I didn’t bike to Old Town to get new running shoes today but since both marathon plans call for rest on Monday, I’m letting it slide. Alas, I tend to take inactivity to an extreme, but at least I got the dog out on a hot midday walk with a friend. I even did a few arm movements with the 5 pound weights collecting dust in my office. Have no idea if they were of proper form but something is probably better than nothing.
I’m kinda getting into the lip quivering, blurry phone zone because tomorrow’s the summer solstice.
According to recent insights and commitments to new skills, I guess I am supposed to feel the feels for a bit.
OK 3 minutes later… so I need to review my notes because intentionally allowing myself to experience emotion, yielding to it like we are supposed to do when rolling out our IT bands (ouch ouch ouch!) still put me back in my head.

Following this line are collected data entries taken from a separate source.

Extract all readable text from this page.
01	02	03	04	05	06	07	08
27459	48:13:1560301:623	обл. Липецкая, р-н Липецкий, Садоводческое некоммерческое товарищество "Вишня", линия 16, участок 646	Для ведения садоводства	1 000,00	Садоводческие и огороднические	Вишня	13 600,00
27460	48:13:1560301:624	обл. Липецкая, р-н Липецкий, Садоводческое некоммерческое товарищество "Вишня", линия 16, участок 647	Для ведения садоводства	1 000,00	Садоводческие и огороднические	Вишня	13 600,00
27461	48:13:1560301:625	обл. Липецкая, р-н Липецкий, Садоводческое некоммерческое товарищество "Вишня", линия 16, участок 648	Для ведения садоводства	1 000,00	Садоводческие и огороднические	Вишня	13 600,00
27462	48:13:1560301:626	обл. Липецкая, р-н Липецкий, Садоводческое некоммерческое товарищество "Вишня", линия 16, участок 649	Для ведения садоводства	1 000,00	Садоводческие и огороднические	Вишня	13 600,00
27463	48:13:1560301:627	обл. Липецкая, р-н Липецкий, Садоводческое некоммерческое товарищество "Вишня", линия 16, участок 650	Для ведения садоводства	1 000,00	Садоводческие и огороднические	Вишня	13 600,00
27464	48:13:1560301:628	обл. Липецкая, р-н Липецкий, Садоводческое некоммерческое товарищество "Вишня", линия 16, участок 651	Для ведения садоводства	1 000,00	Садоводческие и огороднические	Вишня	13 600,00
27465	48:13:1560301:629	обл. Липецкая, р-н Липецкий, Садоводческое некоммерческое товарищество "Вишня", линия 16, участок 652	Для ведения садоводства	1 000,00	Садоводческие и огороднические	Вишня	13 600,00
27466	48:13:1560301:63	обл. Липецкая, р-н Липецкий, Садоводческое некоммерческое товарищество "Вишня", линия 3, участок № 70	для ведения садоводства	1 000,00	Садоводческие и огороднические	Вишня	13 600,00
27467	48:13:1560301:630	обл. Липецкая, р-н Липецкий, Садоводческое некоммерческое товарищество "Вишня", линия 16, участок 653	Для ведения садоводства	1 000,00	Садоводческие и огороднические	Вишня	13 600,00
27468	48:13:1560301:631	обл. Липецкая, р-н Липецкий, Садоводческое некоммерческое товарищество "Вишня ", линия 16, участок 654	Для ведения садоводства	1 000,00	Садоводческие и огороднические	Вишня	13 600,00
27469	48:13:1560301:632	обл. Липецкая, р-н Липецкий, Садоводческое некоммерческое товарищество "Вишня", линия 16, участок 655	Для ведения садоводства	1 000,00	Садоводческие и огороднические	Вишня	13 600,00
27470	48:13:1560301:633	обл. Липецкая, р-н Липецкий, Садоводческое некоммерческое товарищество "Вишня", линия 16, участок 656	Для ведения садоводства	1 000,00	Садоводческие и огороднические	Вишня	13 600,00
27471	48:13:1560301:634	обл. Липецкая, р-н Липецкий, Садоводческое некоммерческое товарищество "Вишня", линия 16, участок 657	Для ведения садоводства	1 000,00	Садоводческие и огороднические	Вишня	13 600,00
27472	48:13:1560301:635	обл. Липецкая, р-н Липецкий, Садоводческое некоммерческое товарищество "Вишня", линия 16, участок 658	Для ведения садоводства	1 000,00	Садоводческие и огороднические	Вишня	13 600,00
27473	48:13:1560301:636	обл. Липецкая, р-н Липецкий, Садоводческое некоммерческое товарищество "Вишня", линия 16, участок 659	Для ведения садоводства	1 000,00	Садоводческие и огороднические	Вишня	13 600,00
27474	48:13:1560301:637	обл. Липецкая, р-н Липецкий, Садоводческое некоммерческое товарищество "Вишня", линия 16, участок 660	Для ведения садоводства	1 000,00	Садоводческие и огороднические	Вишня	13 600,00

I am not my emotions. I am experiencing feelings of sadness.
Wait. Am I doing this right? Is this cognitive distortion? Do I need to challenge my thoughts about the solstice or is this a moment that calls for radical acceptance? Shut up brain and go back to the emotion. Don’t talk to yourself like that. Really? Are we doing this eliding meta pinball machine again?
But actually, my lip is now calm and the letters crisp again (as crisp as these glasses can get them to be). I think I am on the right track.
I just thought of my favorite moment in Hitchhiker’s Guide to the Galaxy (or one of the other Adams’ books) We learn to fly by missing the ground.
Maybe that’s what I am doing with…. what? my brain? mental health? I really need to get my terms straight.
Anyhoo, I am also wondering why Susan Cooper didn’t write a summer solstice poem and so I think I am going to write one tomorrow.
Dammit. The letters got blurry again.
Double anyhoo. I am going to try to get some zzzz bc I want to get up in time to see the sunrise at Bloomhenge, 5:13am
triple anyhoo, I didn’t mean to go in this direction. I titled this Little Things because although today wasn’t as mission focused as I would like, I did enough nibbling at the margins to claim that the streak continues.